On 1 February 1898, Yi was appointed as the Minister of the Foreign Affairs, but because of disease, Min Jong-mok served as the acting Minister from 17 February 1898. He returned on 27 February. On 25 March 1898, Yi became Minister of Agriculture and Industry. Yi and Minister of Interior Bak Jeongyang proposed the land ownership of people to the State Council of Korean Empire, and following the request, he was made one of the presidents of Land ownership section. In 1903, Yi was appointed as Minister of Foreign Affairs. During his term as the Minister of Foreign Affairs, Korea tried to become a neutral state. He firmly declared that troubles of Russia and Japan would cause a trample in Korea, which makes them to remain neutral.

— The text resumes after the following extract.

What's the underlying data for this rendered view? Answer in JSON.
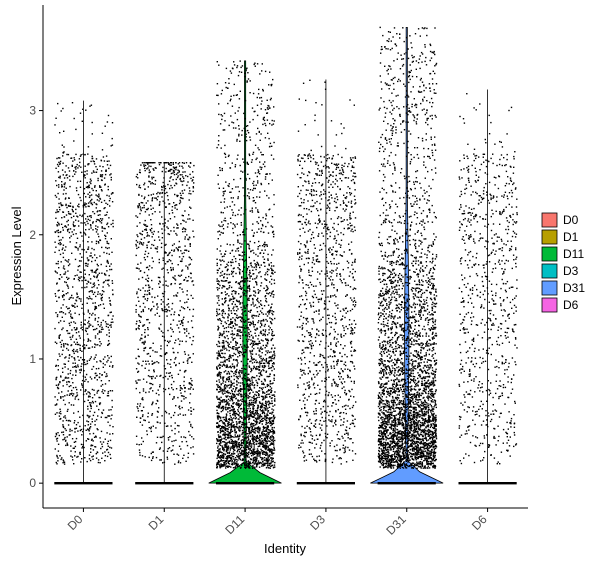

Yi opposed the Japan–Korea Treaty of 1905, making him to ask the Emperor to punish the Five Eulsa Traitors. When Gojong was abdicated and Sunjong replaced him, Yi tried to invalidate the abdication with Park Yung-hyo. Yi was arrested with Bak. Yi was removed from post and Ye Wanyong succeeded his office on 22 July 1907.

Yi died in 1909. Sunjong gave of Munjeong as the posthumous name on 5 October 1909.